The legendary investor is generally not a fan of credit cards, and here's why.

Millions of Americans use credit cards to pay for purchases, with an average cardholder owing nearly $5,800 as of the first quarter of 2022 and nearly $900 billion in total credit card debt in the United States. But despite their popularity, credit cards can be dangerous if used improperly.

Billionaire investor Warren Buffett has expressed his disdain for credit cards several times, even saying that he pays for 98% of his own purchases with cash. Here's what Buffett has said about credit cards, and why he feels the way he does.

Warren Buffett isn't the biggest fan of credit cards

At Berkshire Hathaway's 2020 shareholder meeting, Buffett said that a friend who recently came into money asked for his advice. And instead of advising her about an investment idea, Buffett advised her to use it to completely pay off her credit card debt, which had an average interest rate of about 18%.

His rationale? "It's going to be way better than any investment idea I've got."

Think of it this way: The stock market as a whole has historically produced annualized returns of 9% to 10%, depending on the exact multi-decade time period. Even the best investors consistently produce returns in the 12% to 15% range. So, even if your investments do very well, by owing money at 18% (or more), you're setting yourself up to lose in the long run.

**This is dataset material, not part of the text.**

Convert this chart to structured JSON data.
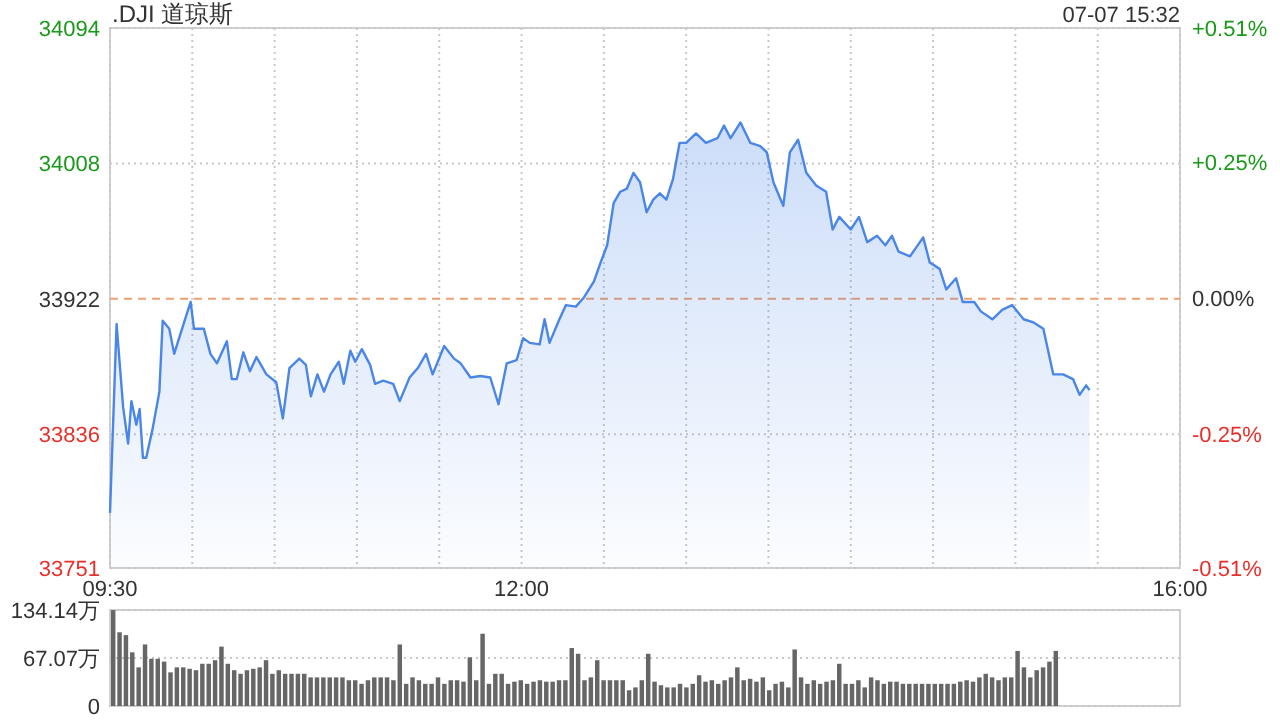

In addition, many people use credit cards rather impulsively. In fact, a 2018 survey found that about one-fourth of people with credit card debt spent more than they could afford on unnecessary purchases. As Buffett says, "If you buy things you do not need, soon you will have to sell things you need."

He's got a point

To be fair, Buffett makes some excellent points. After all, Americans have accumulated $1.14 trillion in revolving debt as of July 2022, with most of that coming in the form of credit card debt, and the average credit card interest rate is over 18%. It's not uncommon to see interest rates in the upper 20s. But based on the average, this means that we're collectively spending more than $200 billion in interest every year on revolving credit debt.

A right way and a wrong way

While Buffett certainly has made some great points about credit cards, there's a right way and a wrong way to use credit cards. And if you have the knowledge and discipline to use them correctly, and only buy things you would buy regardless, credit cards can be excellent financial tools. Consider the following:

  • Some of the best credit cards pay rewards, including as much as 2% cash back on purchases. If you pay your balance in full each month, and therefore don't pay interest, this is free money. This is actually a very Buffett-like strategy, getting free money for things you were going to buy anyway.
  • Credit cards with a 0% intro APR or that offer 0% APR on balance transfers can actually be a great way to finance purchases without a ton of interest.
  • By using a credit card and paying the bill on time every month, you can dramatically improve your credit score over time, especially if you carry little or no balance.

The bottom line is that like many other financial tools, credit cards can be used in a productive or destructive way for your financial life. Buffett's advice is certainly good, but it doesn't consider the benefits of credit cards.